Photo of Michael Chafetz

Michael Chafetz

A day in my life:
  • 7 a.m. Struggle with the alarm on phone. Try to decide not to snooze for another 8 minutes. Do this quietly so as not to wake my wife, Elaine.
  • 7:05-7:45/50 a.m.  Some shaving involved first, but am doing yoga, Sun Salutations, bird dogs, push-ups, and using foam roller on legs/IT band. Has something to do with core strength.
  • 8-8:30 a.m.  Some dressing involved first, but go downstairs to let out our aging dog, feed her and give her Rx, and then play tug and chase around the hall and living room with her. Make coffee for myself and Elaine. Have quick breakfast and pack lunch. Office is not far away.
  • 8:45 a.m.  Arrive in office. Check office goings-on with Anika, who makes things run very smoothly. Make sure about upcoming neuropsychological assessment. Sometimes student sits in for interview. Must ask for client's permission for this, which is almost always granted.

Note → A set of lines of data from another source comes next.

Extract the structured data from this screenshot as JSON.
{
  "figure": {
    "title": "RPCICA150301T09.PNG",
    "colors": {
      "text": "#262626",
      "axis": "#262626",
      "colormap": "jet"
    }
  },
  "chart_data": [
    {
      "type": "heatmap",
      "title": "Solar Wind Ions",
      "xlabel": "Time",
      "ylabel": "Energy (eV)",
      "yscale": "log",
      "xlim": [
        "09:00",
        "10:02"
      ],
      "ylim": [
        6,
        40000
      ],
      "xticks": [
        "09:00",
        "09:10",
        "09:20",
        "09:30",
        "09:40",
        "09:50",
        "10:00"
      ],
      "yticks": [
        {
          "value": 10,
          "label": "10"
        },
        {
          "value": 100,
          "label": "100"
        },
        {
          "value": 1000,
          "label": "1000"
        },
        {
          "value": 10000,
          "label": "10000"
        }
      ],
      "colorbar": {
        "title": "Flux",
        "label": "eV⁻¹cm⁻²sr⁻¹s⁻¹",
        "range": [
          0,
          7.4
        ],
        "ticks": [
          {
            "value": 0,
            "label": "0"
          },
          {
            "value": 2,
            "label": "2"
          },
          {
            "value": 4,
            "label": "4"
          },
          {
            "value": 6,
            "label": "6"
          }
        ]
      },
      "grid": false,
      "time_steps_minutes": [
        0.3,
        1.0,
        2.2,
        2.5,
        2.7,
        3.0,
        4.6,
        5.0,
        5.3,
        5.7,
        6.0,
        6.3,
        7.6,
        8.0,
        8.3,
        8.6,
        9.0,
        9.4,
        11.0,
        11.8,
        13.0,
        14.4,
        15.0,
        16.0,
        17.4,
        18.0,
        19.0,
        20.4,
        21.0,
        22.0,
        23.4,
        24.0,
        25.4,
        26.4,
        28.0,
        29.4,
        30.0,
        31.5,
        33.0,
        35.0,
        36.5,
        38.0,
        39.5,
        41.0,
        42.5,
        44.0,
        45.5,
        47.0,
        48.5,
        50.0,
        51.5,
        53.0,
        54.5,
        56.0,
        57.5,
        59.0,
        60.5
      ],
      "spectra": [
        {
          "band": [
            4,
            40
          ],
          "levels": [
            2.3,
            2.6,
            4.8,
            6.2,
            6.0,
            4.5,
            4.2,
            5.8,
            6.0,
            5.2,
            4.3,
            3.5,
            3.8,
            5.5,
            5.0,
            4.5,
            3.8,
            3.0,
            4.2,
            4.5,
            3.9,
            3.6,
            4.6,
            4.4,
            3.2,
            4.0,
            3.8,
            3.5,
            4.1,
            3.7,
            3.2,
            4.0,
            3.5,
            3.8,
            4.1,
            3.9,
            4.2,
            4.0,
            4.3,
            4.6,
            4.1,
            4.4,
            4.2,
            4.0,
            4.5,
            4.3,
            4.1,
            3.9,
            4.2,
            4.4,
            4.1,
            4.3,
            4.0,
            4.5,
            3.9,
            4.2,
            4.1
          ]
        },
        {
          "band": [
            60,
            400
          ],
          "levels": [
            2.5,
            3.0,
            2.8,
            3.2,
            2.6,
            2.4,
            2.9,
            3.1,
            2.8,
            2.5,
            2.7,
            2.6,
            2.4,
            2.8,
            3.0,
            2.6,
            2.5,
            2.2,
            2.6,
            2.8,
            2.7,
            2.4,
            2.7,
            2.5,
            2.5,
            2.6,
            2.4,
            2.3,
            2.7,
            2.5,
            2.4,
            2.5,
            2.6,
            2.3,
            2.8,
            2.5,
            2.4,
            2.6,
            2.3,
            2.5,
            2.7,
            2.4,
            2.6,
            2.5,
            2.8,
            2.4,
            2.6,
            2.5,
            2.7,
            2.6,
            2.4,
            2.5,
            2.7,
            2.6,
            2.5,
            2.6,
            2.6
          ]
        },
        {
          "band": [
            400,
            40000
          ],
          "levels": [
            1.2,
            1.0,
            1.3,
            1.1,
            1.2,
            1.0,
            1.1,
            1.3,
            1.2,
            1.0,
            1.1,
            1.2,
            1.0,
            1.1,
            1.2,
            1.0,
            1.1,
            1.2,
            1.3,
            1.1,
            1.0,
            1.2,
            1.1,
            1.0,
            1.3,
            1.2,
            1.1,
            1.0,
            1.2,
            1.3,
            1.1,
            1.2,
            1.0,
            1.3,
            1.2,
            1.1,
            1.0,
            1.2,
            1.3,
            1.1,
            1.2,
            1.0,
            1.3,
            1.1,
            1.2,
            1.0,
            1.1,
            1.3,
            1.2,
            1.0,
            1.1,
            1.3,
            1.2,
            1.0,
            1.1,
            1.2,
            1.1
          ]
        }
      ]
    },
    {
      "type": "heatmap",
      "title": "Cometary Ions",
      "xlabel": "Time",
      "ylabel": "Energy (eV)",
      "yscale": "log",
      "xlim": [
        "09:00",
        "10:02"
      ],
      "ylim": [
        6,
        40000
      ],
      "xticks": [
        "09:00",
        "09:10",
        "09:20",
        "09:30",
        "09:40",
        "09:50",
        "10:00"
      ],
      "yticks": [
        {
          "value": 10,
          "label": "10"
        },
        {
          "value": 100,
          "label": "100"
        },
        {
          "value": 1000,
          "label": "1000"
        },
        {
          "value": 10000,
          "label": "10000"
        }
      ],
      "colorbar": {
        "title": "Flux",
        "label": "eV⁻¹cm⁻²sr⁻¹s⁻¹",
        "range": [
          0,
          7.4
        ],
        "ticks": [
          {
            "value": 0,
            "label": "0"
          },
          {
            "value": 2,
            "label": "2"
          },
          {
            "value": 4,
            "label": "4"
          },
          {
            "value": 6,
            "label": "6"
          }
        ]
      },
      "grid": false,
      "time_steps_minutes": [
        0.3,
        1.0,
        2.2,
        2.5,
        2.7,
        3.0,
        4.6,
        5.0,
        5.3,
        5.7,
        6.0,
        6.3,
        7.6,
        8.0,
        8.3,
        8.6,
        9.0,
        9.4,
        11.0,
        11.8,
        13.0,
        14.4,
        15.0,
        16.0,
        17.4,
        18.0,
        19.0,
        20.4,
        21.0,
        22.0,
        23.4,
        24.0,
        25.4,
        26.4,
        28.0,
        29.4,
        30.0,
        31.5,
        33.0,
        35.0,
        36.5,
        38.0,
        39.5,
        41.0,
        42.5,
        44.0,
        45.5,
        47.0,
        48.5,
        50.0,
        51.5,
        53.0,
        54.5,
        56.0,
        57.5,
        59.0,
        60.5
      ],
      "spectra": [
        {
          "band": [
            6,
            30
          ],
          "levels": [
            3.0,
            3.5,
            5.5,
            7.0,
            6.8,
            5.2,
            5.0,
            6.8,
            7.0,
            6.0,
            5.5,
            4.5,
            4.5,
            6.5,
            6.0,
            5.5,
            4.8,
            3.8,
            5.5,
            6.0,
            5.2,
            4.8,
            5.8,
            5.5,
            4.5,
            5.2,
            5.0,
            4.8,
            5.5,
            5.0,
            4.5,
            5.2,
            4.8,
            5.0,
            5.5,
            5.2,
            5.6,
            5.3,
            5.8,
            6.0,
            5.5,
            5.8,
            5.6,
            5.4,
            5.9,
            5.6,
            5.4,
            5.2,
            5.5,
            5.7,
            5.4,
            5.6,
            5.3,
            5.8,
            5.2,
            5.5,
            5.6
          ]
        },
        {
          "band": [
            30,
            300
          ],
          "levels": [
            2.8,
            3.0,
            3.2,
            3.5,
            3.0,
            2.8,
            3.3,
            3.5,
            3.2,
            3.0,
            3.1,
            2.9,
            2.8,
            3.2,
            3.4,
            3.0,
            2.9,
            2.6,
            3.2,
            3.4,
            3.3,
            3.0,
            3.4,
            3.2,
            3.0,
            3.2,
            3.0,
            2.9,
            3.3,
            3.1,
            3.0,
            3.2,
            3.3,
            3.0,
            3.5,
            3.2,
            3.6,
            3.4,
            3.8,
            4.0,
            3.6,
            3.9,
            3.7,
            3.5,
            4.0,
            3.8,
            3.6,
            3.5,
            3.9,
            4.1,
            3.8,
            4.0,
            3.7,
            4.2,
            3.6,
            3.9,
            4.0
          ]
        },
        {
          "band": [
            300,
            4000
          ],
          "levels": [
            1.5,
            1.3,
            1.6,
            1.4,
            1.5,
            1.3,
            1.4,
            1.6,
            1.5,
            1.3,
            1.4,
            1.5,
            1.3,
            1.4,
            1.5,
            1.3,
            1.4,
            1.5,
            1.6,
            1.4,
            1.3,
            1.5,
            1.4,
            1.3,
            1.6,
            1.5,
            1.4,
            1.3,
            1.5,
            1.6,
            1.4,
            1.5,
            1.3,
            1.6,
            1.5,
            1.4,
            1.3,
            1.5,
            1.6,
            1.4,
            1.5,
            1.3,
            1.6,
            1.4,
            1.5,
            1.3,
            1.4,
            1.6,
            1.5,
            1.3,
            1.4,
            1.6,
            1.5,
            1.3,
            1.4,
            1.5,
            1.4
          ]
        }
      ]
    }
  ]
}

  • 9:00-9:15 a.m. Consenting for neuropsychological assessment. Making sure client understands all rights, privileges, and limitations. Insurance or other payment has been previewed, but we check over this as well.
  • 9:15-10:45 a.m. (amount of time will vary depending on client's needs): The Interview: This is my second favorite part of the experience with the client. The feedback session is my favorite, because it is the moment of truth.  I take my time with the interview, making sure not to pressure or rush the client, and allowing for the usual foibles that include misremembering and then getting it right upon realization. It is often important to have good collateral information from family who may be present.
  • 10:45 a.m. to about 5 or 6 p.m. The Mental-Cognitive status examination starts off the testing interaction. Historically, this was the mental exam, but now it is only a small portion of the full neurocognitive work-up. Client snack and bathroom breaks occur throughout the testing day. If I have a testing assistant available, I will do some of the testing myself but often handle other practice and professional activities.  For this particular day in my life, I am doing the testing myself. Performing the testing allows me a rich source of observations about the way the client handles her/himself when challenged. Efficiency: The client has to take paper and pencil tests that last about 30-40 minutes. During that time, I check on activities from my involvement in the State Association and the American Academy.
  •  5 - 6 p.m. The client is usually gone. If I have been testing, the student has been scoring, and I will go over scoring issues and make sure I understand the findings
  •  6:10-7 p.m. Meet Elaine at the gym for additional workout, sometimes combining treadmill work with reading a good novel.
  •  7-7:45 p.m. Dinner at home with Elaine.
  •  8-10 p.m. Toss-up. Sometimes finishing/working on writing projects; sometimes watching special shows/movies with Elaine.
  • 10-11 p.m. Lot of yawning involved. Reading. Getting ready for bed. Hopefully lights out at 11 p.m.